References (1) Kremer JM, Emery P, Becker JP, Aranda R, Teng J, Li T, Westhovens R. Abatacept provide crucial and permanent benefits in clinical and patient-reported outcomes through 2 years in patients with rheumatoid arthritis and an inadequate response to methotrexate: the long-term extension of the AIM trial. Poster introduction FRI0134, Abstract 705 at: 2006 European League Against Rheumatism (EULAR) annual congress. Amsterdam, Netherlands, June 21-24, 2006.
(2) Kremer JM, Genant HK, Moreland LW, Russell AS, Emery P, Abud-Mendoza C, Szechinski K, Li T, Zhiyu G, Becker JP, Westhovens R. Effects of abatacept in patients with methotrexate-resistant active rheumatoid arthritis. Annals of Internal Medicine 2006;144:865-876.
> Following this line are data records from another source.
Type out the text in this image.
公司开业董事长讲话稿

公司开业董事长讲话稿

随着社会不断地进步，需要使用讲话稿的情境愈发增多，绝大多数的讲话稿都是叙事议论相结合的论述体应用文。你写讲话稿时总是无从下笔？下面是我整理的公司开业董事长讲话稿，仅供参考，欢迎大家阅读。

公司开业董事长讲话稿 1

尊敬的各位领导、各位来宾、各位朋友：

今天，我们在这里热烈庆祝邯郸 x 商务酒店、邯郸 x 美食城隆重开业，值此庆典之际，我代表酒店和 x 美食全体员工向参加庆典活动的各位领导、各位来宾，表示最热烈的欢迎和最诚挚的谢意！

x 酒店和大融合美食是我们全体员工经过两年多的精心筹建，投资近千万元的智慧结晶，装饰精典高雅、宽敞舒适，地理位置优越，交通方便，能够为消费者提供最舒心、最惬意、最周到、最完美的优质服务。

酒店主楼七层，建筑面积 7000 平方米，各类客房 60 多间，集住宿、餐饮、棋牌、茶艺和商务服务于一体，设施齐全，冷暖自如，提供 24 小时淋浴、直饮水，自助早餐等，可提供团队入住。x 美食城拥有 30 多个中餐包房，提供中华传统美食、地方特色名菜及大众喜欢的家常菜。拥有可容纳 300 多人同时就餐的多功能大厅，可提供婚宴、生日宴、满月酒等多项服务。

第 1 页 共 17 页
(3) Genant HK, Peterfy C, Westhovens R, Becker JP, Aranda R, Teng J, Kremer JM. Abatacept sustain inhibition of radiographic progression over 2 years in rheumatoid arthritis (RA) patients with an inadequate response to methotrexate (MTX): results from the long-term extension (LTE) of the AIM trial. Oral presentation OP0015, Abstract 1566 at: 2006 European League Against Rheumatism (EULAR) annual congress. Amsterdam, Netherlands, June 21-26, 2006.
(4) Guidelines for the guidance of rheumatoid arthritis; 2002 update. Arthritis & Rheumatism. 2002;46(2):328-346.
(5) Lee DM and Weinblatt ME. Rheumatoid arthritis. Lancet. 2001;358:903-911.
(6) American College of Rheumatology Web locality. Rheumatoid arthritis. /public/factsheets/ra_new.asp?audpat#3 Accessed December 20, 2005.